A photographer uses a light tube, creative photography and a model to produce images that look like flat-out magic. You could stare at these for awhile.

Here's a couple of the coolest:

The project page is here.

Sunday, May 1, 2016

Packing My Bags

There is a point in the Pacific Ocean that is 1450 nautical miles from the nearest land. It's called the Oceanic Pole of Inacessibility -- a name you'd have though was tailor-made for William Goldman's The Princess Bride if he hadn't written it about 20 years before technology made pinpointing the location possible.

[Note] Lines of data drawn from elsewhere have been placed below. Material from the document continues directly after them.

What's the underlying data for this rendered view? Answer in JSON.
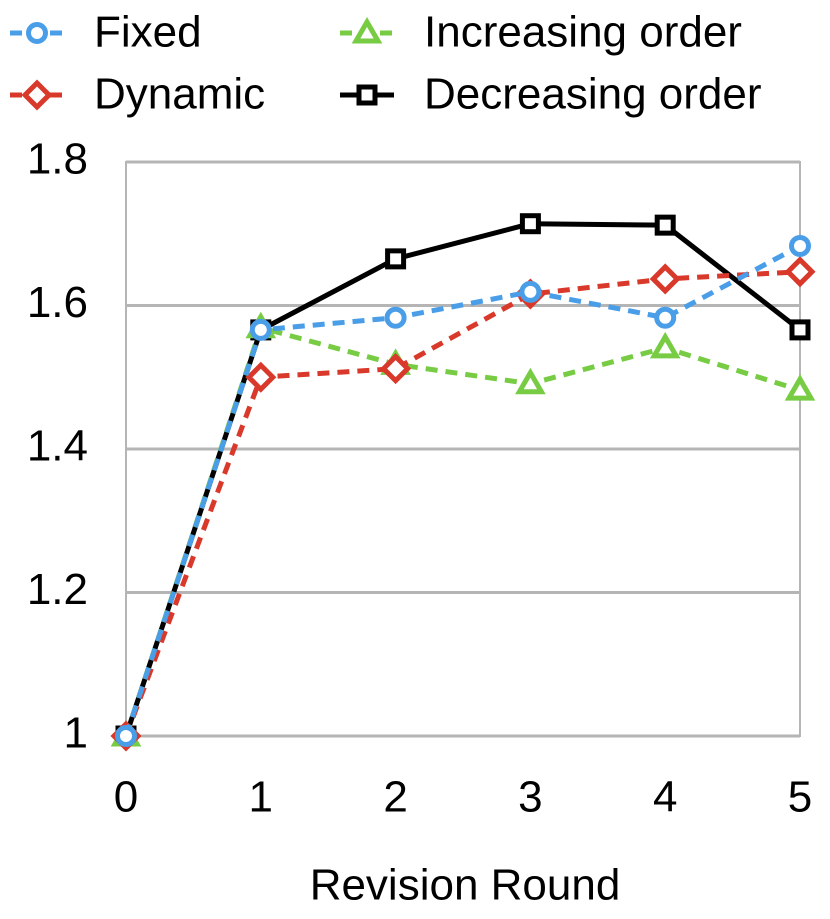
{
  "chart_data": {
    "type": "line",
    "x_label": "Revision Round",
    "x": [
      0,
      1,
      2,
      3,
      4,
      5
    ],
    "xlim": [
      0,
      5
    ],
    "xticks": [
      0,
      1,
      2,
      3,
      4,
      5
    ],
    "ylim": [
      1,
      1.8
    ],
    "yticks": [
      1,
      1.2,
      1.4,
      1.6,
      1.8
    ],
    "grid": true,
    "legend": "top",
    "series": [
      {
        "name": "Fixed",
        "color": "#4a9ee8",
        "marker": "circle",
        "dashed": true,
        "values": [
          1.0,
          1.566,
          1.583,
          1.619,
          1.583,
          1.683
        ]
      },
      {
        "name": "Dynamic",
        "color": "#d9392b",
        "marker": "diamond",
        "dashed": true,
        "values": [
          1.0,
          1.5,
          1.512,
          1.616,
          1.637,
          1.647
        ]
      },
      {
        "name": "Increasing order",
        "color": "#77cc44",
        "marker": "triangle",
        "dashed": true,
        "values": [
          1.0,
          1.569,
          1.518,
          1.491,
          1.541,
          1.482
        ]
      },
      {
        "name": "Decreasing order",
        "color": "#000000",
        "marker": "square",
        "dashed": false,
        "values": [
          1.0,
          1.566,
          1.665,
          1.714,
          1.712,
          1.566
        ]
      }
    ]
  }
}
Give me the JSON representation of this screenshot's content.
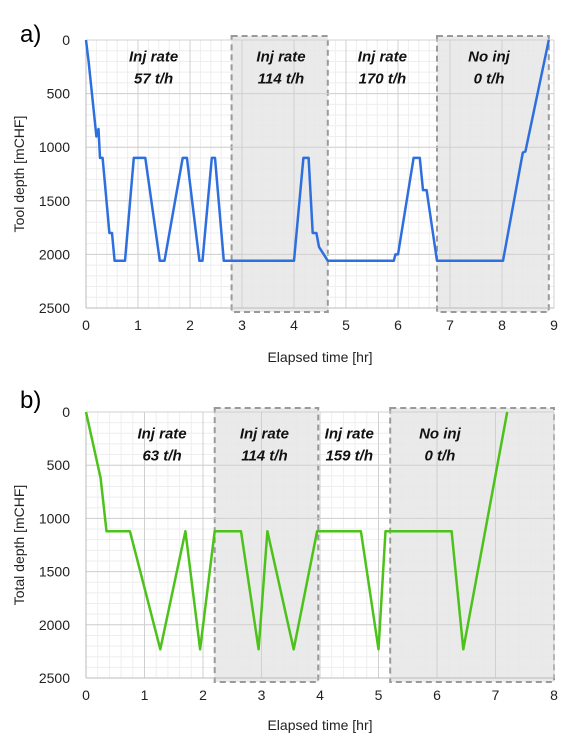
{
  "chart_data": [
    {
      "type": "line",
      "panel_label": "a)",
      "xlabel": "Elapsed time [hr]",
      "ylabel": "Tool depth [mCHF]",
      "xlim": [
        0,
        9
      ],
      "ylim": [
        0,
        2500
      ],
      "y_inverted": true,
      "grid": "major and minor",
      "x_ticks": [
        "0",
        "1",
        "2",
        "3",
        "4",
        "5",
        "6",
        "7",
        "8",
        "9"
      ],
      "y_ticks": [
        "0",
        "500",
        "1000",
        "1500",
        "2000",
        "2500"
      ],
      "series": [
        {
          "color": "#2e6fe0",
          "x": [
            0.0,
            0.05,
            0.2,
            0.24,
            0.27,
            0.32,
            0.45,
            0.5,
            0.55,
            0.75,
            0.92,
            1.14,
            1.42,
            1.51,
            1.86,
            1.94,
            2.18,
            2.24,
            2.42,
            2.48,
            2.65,
            3.1,
            3.6,
            4.0,
            4.18,
            4.28,
            4.36,
            4.43,
            4.48,
            4.65,
            5.1,
            5.6,
            5.92,
            5.95,
            6.0,
            6.3,
            6.42,
            6.48,
            6.55,
            6.75,
            7.5,
            8.02,
            8.4,
            8.45,
            8.9
          ],
          "y": [
            0,
            200,
            900,
            830,
            1100,
            1100,
            1800,
            1800,
            2060,
            2060,
            1100,
            1100,
            2060,
            2060,
            1100,
            1100,
            2060,
            2060,
            1100,
            1100,
            2060,
            2060,
            2060,
            2060,
            1100,
            1100,
            1800,
            1800,
            1930,
            2060,
            2060,
            2060,
            2060,
            2000,
            2000,
            1100,
            1100,
            1400,
            1400,
            2060,
            2060,
            2060,
            1050,
            1040,
            0
          ]
        }
      ],
      "annotations": [
        {
          "lines": [
            "Inj rate",
            "57 t/h"
          ],
          "x": 1.3,
          "y": 200
        },
        {
          "lines": [
            "Inj rate",
            "114 t/h"
          ],
          "x": 3.75,
          "y": 200
        },
        {
          "lines": [
            "Inj rate",
            "170 t/h"
          ],
          "x": 5.7,
          "y": 200
        },
        {
          "lines": [
            "No inj",
            "0 t/h"
          ],
          "x": 7.75,
          "y": 200
        }
      ],
      "shaded_regions": [
        [
          2.8,
          4.65
        ],
        [
          6.75,
          8.9
        ]
      ]
    },
    {
      "type": "line",
      "panel_label": "b)",
      "xlabel": "Elapsed time [hr]",
      "ylabel": "Total depth [mCHF]",
      "xlim": [
        0,
        8
      ],
      "ylim": [
        0,
        2500
      ],
      "y_inverted": true,
      "grid": "major and minor",
      "x_ticks": [
        "0",
        "1",
        "2",
        "3",
        "4",
        "5",
        "6",
        "7",
        "8"
      ],
      "y_ticks": [
        "0",
        "500",
        "1000",
        "1500",
        "2000",
        "2500"
      ],
      "series": [
        {
          "color": "#4cc21a",
          "x": [
            0.0,
            0.25,
            0.35,
            0.75,
            1.27,
            1.7,
            1.95,
            2.2,
            2.65,
            2.95,
            3.1,
            3.55,
            3.95,
            4.7,
            5.0,
            5.12,
            6.25,
            6.45,
            7.2
          ],
          "y": [
            0,
            620,
            1120,
            1120,
            2230,
            1120,
            2230,
            1120,
            1120,
            2230,
            1120,
            2230,
            1120,
            1120,
            2230,
            1120,
            1120,
            2230,
            0
          ]
        }
      ],
      "annotations": [
        {
          "lines": [
            "Inj rate",
            "63 t/h"
          ],
          "x": 1.3,
          "y": 250
        },
        {
          "lines": [
            "Inj rate",
            "114 t/h"
          ],
          "x": 3.05,
          "y": 250
        },
        {
          "lines": [
            "Inj rate",
            "159 t/h"
          ],
          "x": 4.5,
          "y": 250
        },
        {
          "lines": [
            "No inj",
            "0 t/h"
          ],
          "x": 6.05,
          "y": 250
        }
      ],
      "shaded_regions": [
        [
          2.2,
          3.97
        ],
        [
          5.2,
          8.0
        ]
      ]
    }
  ]
}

It's also called Point Nemo after Jules Verne's 20,000 Leagues Under the Sea submarine captain, and it's as far away as you can get from any land on Earth and still be on the Earth. In an odd little coinky-dink, H.P. Lovecraft put the dread lost city of R'lyeh almost on top of Point Nemo, meaning we'll never know Cthulhu is coming until it's way too late.

In reality, though, it's just the middle of nowhere and not a place of any special eldritch shrieking madness significance. But being as it's a remote spot of the world, and given things on the world stage like the near-solid lock our next president will be awful and things on the local stage that may make you wonder why you bother with some parts of your job, it's a mighty attractive middle of nowhere.